Kara İblis Kralı’nın ilgilenmesi gereken kendi işleri olduğu ve avlu zemini artık ayakkabı izleriyle kirlenmediği için daha fazla yakınmadım.

Bugün, korumalar Kral’ın doğrudan görevlisi olan doktoru eve getirdiler ama beklenilenin aksine tedavi gören bendim. Korumalar çatıda oturup odadaki sahneyi izlediler.
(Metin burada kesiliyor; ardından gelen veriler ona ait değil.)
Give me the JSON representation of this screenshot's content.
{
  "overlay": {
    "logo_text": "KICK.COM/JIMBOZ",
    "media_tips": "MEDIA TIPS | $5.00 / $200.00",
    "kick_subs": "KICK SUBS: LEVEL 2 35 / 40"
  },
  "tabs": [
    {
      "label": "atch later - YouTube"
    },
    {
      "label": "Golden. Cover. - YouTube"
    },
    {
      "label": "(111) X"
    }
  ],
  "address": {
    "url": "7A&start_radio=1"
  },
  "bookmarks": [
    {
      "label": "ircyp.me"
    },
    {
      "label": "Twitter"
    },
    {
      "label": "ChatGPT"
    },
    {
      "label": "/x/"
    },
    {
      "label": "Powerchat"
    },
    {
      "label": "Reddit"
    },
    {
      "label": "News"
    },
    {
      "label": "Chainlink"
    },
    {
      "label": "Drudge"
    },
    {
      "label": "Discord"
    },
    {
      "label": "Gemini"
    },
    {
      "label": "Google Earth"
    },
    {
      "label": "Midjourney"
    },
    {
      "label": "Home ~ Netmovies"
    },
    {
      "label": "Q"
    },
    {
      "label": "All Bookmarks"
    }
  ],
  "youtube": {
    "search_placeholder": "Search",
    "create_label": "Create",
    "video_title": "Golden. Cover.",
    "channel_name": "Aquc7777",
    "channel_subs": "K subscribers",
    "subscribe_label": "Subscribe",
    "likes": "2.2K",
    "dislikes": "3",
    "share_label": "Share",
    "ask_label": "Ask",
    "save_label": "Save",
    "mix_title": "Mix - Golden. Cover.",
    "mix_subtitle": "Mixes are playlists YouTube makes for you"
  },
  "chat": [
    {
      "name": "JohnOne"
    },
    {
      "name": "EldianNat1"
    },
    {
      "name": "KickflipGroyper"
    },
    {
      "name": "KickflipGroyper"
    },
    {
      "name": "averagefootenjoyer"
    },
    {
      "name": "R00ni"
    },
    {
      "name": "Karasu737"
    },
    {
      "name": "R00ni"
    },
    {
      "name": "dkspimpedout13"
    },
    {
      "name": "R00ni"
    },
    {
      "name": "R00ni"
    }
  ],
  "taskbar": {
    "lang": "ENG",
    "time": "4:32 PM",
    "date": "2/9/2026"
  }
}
Ak sakallı doktor kesilmiş beyaz boynuzuma baktı.

“Elinize kramp giriyor mu?” diye sordu.

“……Evet.”

“Baş dönmesi……. kusma ya da denge kaybı yaşadınız mı?”

“Baş dönmesi ara sıra oldu ve seğirme en kötüsüydü.”

Doktor yaşadığım semptomların uzun bir listesini sıraladı ve ben de gelişigüzel bir şekilde cevap verdim.

“Ime’lerin Boynuzları bir ölüm kalım meselesi, bu yüzden yapabileceğiniz tek şey dikkatli olmak. Öfkelenmeye asla izin vermemelisiniz, ama vücudunuzu da ihmal etmemelisiniz ve kendinizi fikren de aşırı zorlamamalısınız.”

“Tamam.”

Yani aşırı öfke en tehlikelisi……. Kara İblis Kralı’nın daha önce bana böyle bir şey söyleyip söylemediğini merak ediyordum. Gözlerim ve kulaklarım doktorda olmasına rağmen yüz ifademi kontrol etmekte zorlanıyordum.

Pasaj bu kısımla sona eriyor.